Hans-Ulrich Treichel beschreibt eine Suche nach der Herkunft, spielt mit autobiografischem Material und erweist sich erneut als leichtfüßiger Erzähler: der Roman „Anatolin“

VON JÖRG MAGENAU

Es gehört zum harten Arbeitsalltag von Schriftstellern, dass sie nach Lesungen immer wieder gefragt werden, ob ihre Geschichten denn eigentlich autobiografisch seien. Einer, der besonders unter dieser Frage leidet, ist Hans-Ulrich Treichel. In seinen Romanen berichtet er immer wieder von einer eher deprimierenden Kindheit in Ostwestfalen und deren biografischen Folgeschäden. In seinem Bestseller „Der Verlorene“ untersuchte er die besondere Leerstelle dieser Kindheit: Ein älterer Bruder ist den Eltern 1945 auf der Flucht in den Westen verloren gegangen. Doch als abwesender Untoter übernahm er die Hauptrolle in der schuld- und schambeschwerten Familie. Der Ich-Erzähler hatte keine Chance, vor den Eltern gegen dieses Phantom zu bestehen.

In „Menschenflug“ schilderte Treichel dann den Fall eines Mannes, der als Erwachsener nach dem Bruder weitersucht – diesmal nicht in Ich-Form, sondern mit einer fiktiven Figur als Stellvertreter. In seinem neuen Roman „Anatolin“ – dem dritten über den verlorenen Bruder – tritt er wieder in Ich-Form auf. Doch wer ihn auf das Autobiografische festnageln möchte, der muss Erklärungen wie diese verkraften: „Nicht nur meine Bücher halte ich nicht für autobiografisch. Ich halte auch mich selbst nicht für autobiografisch.“

Der Ich-Erzähler kann das behaupten, weil er an einer „biografischen Verstörung“ zu tragen hat. Er behauptet, an Kindheitserinnerungslosigkeit zu leiden, was ihn allerdings nicht daran hindert, von dieser Kindheit recht ausführlich zu berichten. Treichel, 1952 in Versmold geboren, hat in seinen Büchern hartnäckig Ostwestfalen in eine literarische Landschaft verwandelt. Doch jetzt erfährt man, dass dort, wo Kindheitserinnerungen gedeihen sollten, nur „eine verregnete, flache und baumlose Landschaft, die nicht aufhören wollte“, zu finden ist. Erschwerend kommt hinzu, dass er im engeren Sinn gar kein Ostwestfale ist, sondern Kind von Eltern aus dem Osten, von „Eltern ohne Lebenslauf“. Seine biografische Verstörung hat er geerbt, weil die Eltern über ihre Herkunft und alles, was vor der traumatischen Flucht geschah, nicht reden wollten. Seine ersten Worte waren „Warthegau“ und „Lastenausgleich“. So steht es jedenfalls im Roman.

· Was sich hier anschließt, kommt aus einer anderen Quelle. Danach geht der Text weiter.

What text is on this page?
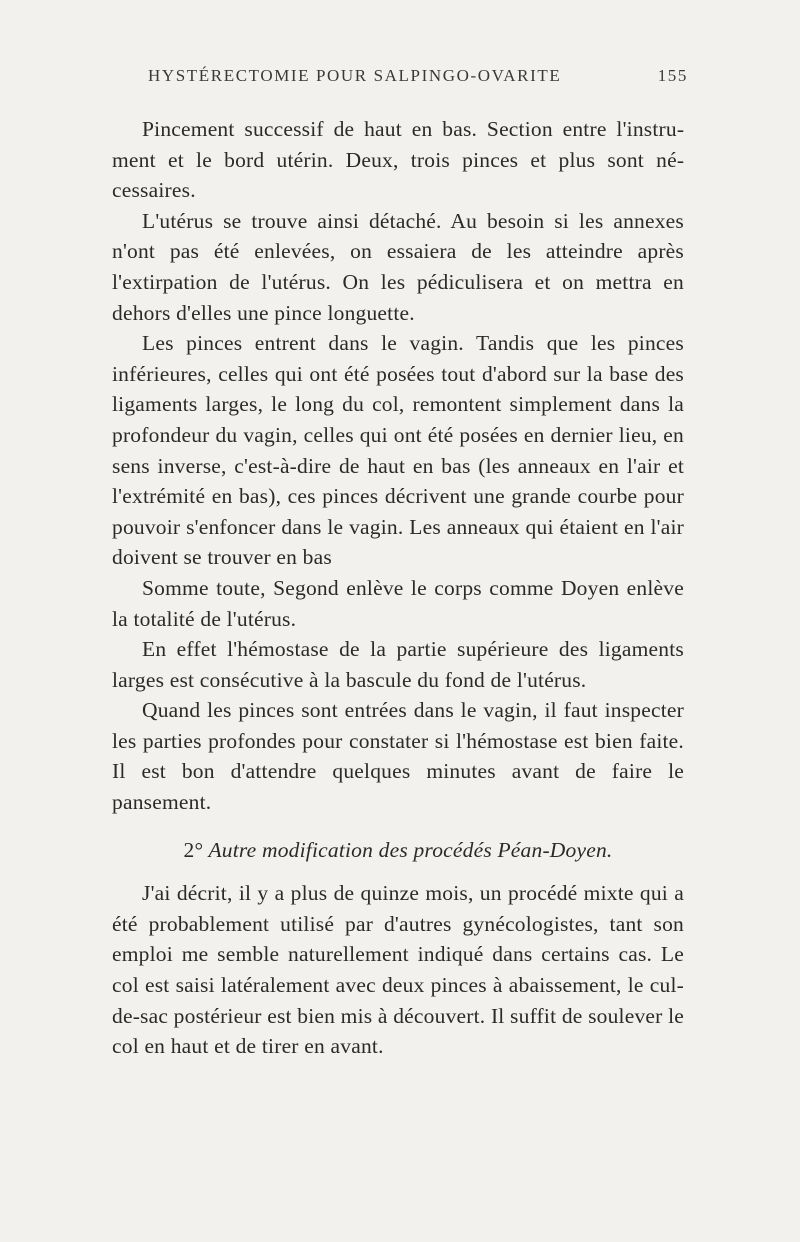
HYSTÉRECTOMIE POUR SALPINGO-OVARITE	155

Pincement successif de haut en bas. Section entre l'instrument et le bord utérin. Deux, trois pinces et plus sont nécessaires.

L'utérus se trouve ainsi détaché. Au besoin si les annexes n'ont pas été enlevées, on essaiera de les atteindre après l'extirpation de l'utérus. On les pédiculisera et on mettra en dehors d'elles une pince longuette.

Les pinces entrent dans le vagin. Tandis que les pinces inférieures, celles qui ont été posées tout d'abord sur la base des ligaments larges, le long du col, remontent simplement dans la profondeur du vagin, celles qui ont été posées en dernier lieu, en sens inverse, c'est-à-dire de haut en bas (les anneaux en l'air et l'extrémité en bas), ces pinces décrivent une grande courbe pour pouvoir s'enfoncer dans le vagin. Les anneaux qui étaient en l'air doivent se trouver en bas

Somme toute, Segond enlève le corps comme Doyen enlève la totalité de l'utérus.

En effet l'hémostase de la partie supérieure des ligaments larges est consécutive à la bascule du fond de l'utérus.

Quand les pinces sont entrées dans le vagin, il faut inspecter les parties profondes pour constater si l'hémostase est bien faite. Il est bon d'attendre quelques minutes avant de faire le pansement.

2° Autre modification des procédés Péan-Doyen.

J'ai décrit, il y a plus de quinze mois, un procédé mixte qui a été probablement utilisé par d'autres gynécologistes, tant son emploi me semble naturellement indiqué dans certains cas. Le col est saisi latéralement avec deux pinces à abaissement, le cul-de-sac postérieur est bien mis à découvert. Il suffit de soulever le col en haut et de tirer en avant.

Doch Vorsicht: Treichel betreibt ein Verwirrspiel mit dem autobiografischen Material. Die Verhältnisse, die er in „Der Verlorene“ beschrieb, stimmen nicht immer mit denen in „Anatolin“ überein. Der Vater betrieb dort einen Lebensmittel-Großhandel mit Kühlhaus, hier einen kleinen Zigarettenhandel. Und auf einmal gibt es auch noch zwei jüngere Brüder des Erzählers, von denen früher nicht die Rede war. Das Autobiografische steckt, wenn überhaupt, nicht in den Details, sondern im Atmosphärischen. Die Literatur nimmt andere Wege als die sogenannte Wirklichkeit. Ob die Kunst eher das Leben oder das Leben mehr die Kunst nachahmt, ist unter Experten sowieso umstritten.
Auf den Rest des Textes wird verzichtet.